Architecture·2025-03-01·2 min read

Medallion Architecture in practice: Bronze, Silver and Gold with Delta Lake

How we structured the layers in the Lakehouse and why this decision changed our CDC ingestion.

What is Medallion Architecture?

Medallion Architecture is a data design pattern that organizes data into three progressive layers of quality and transformation. Each layer has a specific purpose and builds on top of the previous one.

The Three Layers

Bronze — Raw Ingestion

The Bronze layer is the landing zone for all raw data. Here we store data exactly as it arrives from the source systems, without any transformation. This includes:

  • CDC events from SQL Server
  • API responses in JSON format
  • CSV files from legacy systems

The key principle is never delete data from Bronze. This layer is your safety net — if something goes wrong downstream, you can always replay from here.

# Bronze ingestion example
df_bronze = spark.readStream \
    .format("cloudFiles") \
    .option("cloudFiles.format", "json") \
    .load("/mnt/landing/orders/")

df_bronze.writeStream \
    .format("delta") \
    .option("checkpointLocation", "/mnt/bronze/orders/_checkpoint") \
    .outputMode("append") \
    .table("bronze.orders")

Silver — Cleaned and Conformed

The Silver layer applies business rules, deduplication, and schema enforcement. This is where raw data becomes trusted data.

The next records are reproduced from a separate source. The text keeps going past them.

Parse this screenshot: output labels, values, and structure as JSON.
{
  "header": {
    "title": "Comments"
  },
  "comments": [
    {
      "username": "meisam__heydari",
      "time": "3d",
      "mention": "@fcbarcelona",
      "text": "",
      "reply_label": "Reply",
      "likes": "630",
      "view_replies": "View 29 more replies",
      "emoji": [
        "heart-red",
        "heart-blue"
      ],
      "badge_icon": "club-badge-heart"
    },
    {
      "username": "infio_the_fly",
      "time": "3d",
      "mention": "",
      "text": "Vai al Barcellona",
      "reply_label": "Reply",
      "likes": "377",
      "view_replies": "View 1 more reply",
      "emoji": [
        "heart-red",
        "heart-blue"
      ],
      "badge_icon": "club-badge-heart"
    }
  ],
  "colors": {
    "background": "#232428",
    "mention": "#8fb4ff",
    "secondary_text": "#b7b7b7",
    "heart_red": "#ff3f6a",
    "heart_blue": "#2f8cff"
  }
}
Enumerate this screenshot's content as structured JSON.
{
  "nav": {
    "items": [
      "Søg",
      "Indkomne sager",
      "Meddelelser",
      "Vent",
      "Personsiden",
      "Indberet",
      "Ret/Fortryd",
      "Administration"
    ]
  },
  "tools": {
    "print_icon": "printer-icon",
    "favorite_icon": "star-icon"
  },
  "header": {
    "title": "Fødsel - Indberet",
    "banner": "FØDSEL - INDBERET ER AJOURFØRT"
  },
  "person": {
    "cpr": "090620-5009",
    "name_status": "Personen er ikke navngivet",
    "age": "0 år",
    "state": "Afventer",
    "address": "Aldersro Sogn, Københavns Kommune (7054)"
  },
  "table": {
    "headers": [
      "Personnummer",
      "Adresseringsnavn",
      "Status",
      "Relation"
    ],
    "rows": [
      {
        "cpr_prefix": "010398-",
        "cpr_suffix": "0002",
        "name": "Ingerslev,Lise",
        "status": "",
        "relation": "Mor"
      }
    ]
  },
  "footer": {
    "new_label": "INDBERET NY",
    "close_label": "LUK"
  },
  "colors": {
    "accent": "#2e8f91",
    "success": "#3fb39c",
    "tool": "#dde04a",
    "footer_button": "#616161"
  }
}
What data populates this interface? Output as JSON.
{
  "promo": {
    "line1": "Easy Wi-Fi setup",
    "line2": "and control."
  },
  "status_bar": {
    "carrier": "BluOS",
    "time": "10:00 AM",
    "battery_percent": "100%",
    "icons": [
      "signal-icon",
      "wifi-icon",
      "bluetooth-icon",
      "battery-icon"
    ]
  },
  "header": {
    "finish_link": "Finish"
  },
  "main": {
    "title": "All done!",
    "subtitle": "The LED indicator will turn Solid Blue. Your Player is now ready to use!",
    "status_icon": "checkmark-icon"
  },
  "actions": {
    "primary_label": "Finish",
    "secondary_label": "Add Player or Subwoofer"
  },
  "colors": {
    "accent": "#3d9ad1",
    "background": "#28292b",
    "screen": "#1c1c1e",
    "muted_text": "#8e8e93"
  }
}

Key transformations at this layer:

  • Type casting and null handling
  • Deduplication using MERGE
  • Join with reference tables
  • Business rule validation
# Silver MERGE example
spark.sql("""
  MERGE INTO silver.orders AS target
  USING bronze.orders_staging AS source
  ON target.order_id = source.order_id
  WHEN MATCHED THEN UPDATE SET *
  WHEN NOT MATCHED THEN INSERT *
""")

Gold — Business Aggregations

The Gold layer contains business-ready aggregations optimized for consumption by BI tools, dashboards, and ML models.

# Gold aggregation example
df_gold = spark.sql("""
  SELECT 
    date_trunc('month', order_date) as month,
    product_category,
    sum(revenue) as total_revenue,
    count(distinct customer_id) as unique_customers
  FROM silver.orders
  GROUP BY 1, 2
""")

Why This Architecture Works

After implementing Medallion Architecture in production, we saw significant improvements:

  • Debugging became easier — when a number is wrong in Gold, we trace back through Silver to Bronze
  • Reprocessing is safe — we can drop and recreate Silver without losing source data
  • Teams work independently — data engineers own Bronze/Silver, analysts own Gold

Lessons Learned

The biggest mistake we made early on was trying to do too much in a single layer. We had pipelines jumping from raw JSON directly to business aggregations, which made debugging a nightmare.

Separating concerns into three layers — even when it feels like extra work — pays dividends in production stability.